Nan usually does most of the talking during these chats. I like listening. Nan knows a lot about a lot of things and has an opinion on everything. She often ends her views by saying ‘That’s in my book’ and I remind her that she’ll have to actually write the book. Right now we’re talking about Mum. Nan’s upset seeing our house the way it was.
‘The state of that laundry, Justin, was shocking!’
I look down at the cobbled patterns of the bricks. I feel bad.
‘That poor cat having to use such soiled litter, I ask you. And the washing machine water stank to high heaven. Justin how long have those clothes been sitting there?’
I try to keep this stuff from Nan – she gets too worked up. I hope I haven’t let her down. Was I supposed to do those jobs?
‘Mum’s been bad for a while.’
‘Well I wish you’d let me know earlier, we could have been over there and seen to it. But you know what she’s like, she wouldn’t let me do any vacuuming or look inside the fridge.’
Nan does her impression of Mum, vague and high pitched.
‘I’m alright. I’ll do it. I’ve just been having headaches.’
Nan turns to me with her wide eyes and downturned mouth.
‘Justin, I know she’d not left that bed all day!’
She faces forwards again and takes a sip of beer.
My head feels full. I don’t know what to say in these conversations. I don’t have many helpful answers.
‘I emptied the bin and washed out the cats bowls,’ I say.
Nan holds up her heavy hand and slaps it down on my thigh. I think it’s supposed to be tender but it hurts a bit.
‘Good onya man. You’re old enough now, you can get in there and make sure some of those jobs are done. You make sure she’s taking them damn tablets. Do you watch her take them?’
Hmm. I don’t really know. Not every day. I often hear the rattle of the bottle. I figure she takes them.
‘I think so.’
‘But do you see her take them? Do you see that she’s swallowing them?’
My heart is racing, I don’t want to let Nan down.
‘I’ll make sure she does.’
‘You ought to get in there and say “Excuse me Mum, but have you swallowed your tablet.”’
Nan softens her voice for the impression of me.
‘You never know, Justin. I don’t know if she’s hiding them under her tongue. I don’t know if she spits them back out after or what.’
When Blossum needs to take a worm tablet Mum hides the tablet inside a ball of mince. I could make a joke but it’s all too serious. We’ll have to go in soon for tea.
Nan tells me I have to be strong.
‘The strong survive, the weak … they fall.’
Nan says as long as I talk about my problems I’ll be okay – it’s no good bottling things up.
‘Unless it’s home-brew …’ I say quietly, but Nan doesn’t catch the joke.
‘This is part of your mum’s problem, she keeps things to herself. I’m forever trying to get her to open up. “Maureen, if something’s bothering you then please just tell me.” But she won’t. She keeps herself bottled up until she gets to screaming point and by GOD, has she let Dad and I have it over the years.’

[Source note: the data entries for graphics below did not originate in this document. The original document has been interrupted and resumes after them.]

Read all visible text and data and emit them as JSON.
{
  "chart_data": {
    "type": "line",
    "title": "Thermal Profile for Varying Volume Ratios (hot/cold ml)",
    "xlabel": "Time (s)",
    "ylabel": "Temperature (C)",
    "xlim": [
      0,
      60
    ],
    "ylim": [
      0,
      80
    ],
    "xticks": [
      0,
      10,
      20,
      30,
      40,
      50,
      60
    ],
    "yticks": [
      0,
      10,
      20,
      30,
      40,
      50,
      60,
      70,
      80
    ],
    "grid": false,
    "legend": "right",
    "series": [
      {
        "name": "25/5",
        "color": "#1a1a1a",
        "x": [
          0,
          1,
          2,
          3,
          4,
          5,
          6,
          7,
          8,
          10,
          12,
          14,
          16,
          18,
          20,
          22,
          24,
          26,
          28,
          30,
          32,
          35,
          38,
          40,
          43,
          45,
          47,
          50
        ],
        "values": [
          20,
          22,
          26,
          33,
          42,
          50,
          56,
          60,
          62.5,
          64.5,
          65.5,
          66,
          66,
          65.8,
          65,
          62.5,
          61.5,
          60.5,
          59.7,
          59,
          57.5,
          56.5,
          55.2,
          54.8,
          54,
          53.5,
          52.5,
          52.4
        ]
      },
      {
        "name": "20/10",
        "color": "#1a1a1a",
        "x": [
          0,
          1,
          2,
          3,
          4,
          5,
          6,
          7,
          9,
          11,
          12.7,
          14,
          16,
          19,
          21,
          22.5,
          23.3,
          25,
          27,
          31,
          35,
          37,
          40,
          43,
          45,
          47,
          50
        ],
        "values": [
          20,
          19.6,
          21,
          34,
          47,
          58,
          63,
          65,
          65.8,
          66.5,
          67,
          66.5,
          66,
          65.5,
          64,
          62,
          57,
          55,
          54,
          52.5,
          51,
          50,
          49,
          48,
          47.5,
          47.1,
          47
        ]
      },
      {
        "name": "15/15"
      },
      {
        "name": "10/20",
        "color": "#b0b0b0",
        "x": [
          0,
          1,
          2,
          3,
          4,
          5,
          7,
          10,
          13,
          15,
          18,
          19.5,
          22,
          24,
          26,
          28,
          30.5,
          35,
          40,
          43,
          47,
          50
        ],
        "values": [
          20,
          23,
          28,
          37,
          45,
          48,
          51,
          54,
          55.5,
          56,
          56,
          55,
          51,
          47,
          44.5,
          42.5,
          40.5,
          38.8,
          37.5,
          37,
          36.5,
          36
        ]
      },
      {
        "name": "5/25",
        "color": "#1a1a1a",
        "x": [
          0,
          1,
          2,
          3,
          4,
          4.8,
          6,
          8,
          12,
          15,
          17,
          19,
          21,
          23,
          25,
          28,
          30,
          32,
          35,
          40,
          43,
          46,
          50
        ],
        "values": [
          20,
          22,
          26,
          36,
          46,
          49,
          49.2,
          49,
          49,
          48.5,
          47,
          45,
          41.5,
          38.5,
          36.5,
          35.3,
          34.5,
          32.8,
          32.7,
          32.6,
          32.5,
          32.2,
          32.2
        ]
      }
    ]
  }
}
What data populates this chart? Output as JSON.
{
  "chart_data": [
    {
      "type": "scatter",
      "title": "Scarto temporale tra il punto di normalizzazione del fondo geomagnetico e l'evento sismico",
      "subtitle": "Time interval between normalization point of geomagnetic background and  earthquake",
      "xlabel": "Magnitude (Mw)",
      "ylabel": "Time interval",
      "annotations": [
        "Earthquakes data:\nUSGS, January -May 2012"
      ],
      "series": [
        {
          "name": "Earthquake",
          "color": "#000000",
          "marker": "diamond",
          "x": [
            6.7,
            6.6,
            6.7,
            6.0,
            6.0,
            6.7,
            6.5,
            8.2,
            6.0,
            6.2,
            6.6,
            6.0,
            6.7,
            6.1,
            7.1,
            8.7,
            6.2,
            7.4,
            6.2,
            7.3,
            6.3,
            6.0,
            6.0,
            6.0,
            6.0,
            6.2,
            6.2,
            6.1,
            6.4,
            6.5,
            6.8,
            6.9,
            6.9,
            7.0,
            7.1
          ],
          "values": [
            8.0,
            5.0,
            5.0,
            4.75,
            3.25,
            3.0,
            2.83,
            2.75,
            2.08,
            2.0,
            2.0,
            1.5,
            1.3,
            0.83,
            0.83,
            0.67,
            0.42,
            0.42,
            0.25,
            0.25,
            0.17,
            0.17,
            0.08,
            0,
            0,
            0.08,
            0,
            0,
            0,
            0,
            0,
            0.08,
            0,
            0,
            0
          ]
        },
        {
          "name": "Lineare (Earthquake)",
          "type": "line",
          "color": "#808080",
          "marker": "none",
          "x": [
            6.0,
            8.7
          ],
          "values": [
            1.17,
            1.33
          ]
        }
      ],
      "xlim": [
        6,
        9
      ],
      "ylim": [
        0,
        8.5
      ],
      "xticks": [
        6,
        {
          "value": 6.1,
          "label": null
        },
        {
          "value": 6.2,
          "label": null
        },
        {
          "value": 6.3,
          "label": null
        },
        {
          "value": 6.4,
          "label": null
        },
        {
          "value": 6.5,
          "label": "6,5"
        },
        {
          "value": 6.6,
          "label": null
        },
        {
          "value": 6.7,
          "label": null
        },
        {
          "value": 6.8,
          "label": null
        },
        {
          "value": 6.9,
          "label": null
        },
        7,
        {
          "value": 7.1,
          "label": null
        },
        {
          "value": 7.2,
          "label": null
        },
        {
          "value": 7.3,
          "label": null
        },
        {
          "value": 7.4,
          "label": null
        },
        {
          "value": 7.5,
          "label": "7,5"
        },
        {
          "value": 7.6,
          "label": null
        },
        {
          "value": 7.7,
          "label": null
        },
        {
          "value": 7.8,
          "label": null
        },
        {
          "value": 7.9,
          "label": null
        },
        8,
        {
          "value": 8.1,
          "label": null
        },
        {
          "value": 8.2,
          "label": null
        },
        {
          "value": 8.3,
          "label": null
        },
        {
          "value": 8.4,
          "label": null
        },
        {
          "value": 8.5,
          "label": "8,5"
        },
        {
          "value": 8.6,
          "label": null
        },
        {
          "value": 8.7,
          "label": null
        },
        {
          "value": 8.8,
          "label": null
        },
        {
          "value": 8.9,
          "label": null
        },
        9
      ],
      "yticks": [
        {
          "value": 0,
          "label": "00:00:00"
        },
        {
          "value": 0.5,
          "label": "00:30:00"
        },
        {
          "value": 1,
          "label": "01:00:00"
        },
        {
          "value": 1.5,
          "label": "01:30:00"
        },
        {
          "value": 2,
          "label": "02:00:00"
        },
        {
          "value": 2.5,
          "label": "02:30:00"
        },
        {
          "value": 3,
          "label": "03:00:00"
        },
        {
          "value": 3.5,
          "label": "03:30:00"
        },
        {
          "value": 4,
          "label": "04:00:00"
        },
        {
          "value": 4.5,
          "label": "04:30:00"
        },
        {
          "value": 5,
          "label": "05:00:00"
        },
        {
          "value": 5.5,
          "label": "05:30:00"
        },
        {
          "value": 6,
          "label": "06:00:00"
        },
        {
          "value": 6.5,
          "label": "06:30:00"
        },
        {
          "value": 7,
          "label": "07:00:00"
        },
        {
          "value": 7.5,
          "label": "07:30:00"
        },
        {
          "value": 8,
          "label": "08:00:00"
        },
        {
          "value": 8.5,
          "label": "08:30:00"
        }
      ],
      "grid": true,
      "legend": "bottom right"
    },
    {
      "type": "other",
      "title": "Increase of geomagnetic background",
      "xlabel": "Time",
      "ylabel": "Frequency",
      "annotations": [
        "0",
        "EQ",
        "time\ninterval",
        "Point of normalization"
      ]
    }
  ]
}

A lot of family stories take place when I was either a baby or not born yet. Mum had to stay in the psychiatric hospital when I was a baby. No-one ever talks about this – all I know is that she didn’t have a very good time.
‘Your mum hasn’t liked psychiatrists in the past. They don’t do a bloody thing except dish out tablets. She’s a wonderful woman your mother … when she’s well.’
Nan says things I already know. She gets bogged down as we go round in circles. I’ve heard it over and over. I think of school and Tennille and Nick and surf club. I think of each thing until I think of nothing.
‘She seemed a bit better today,’ I say.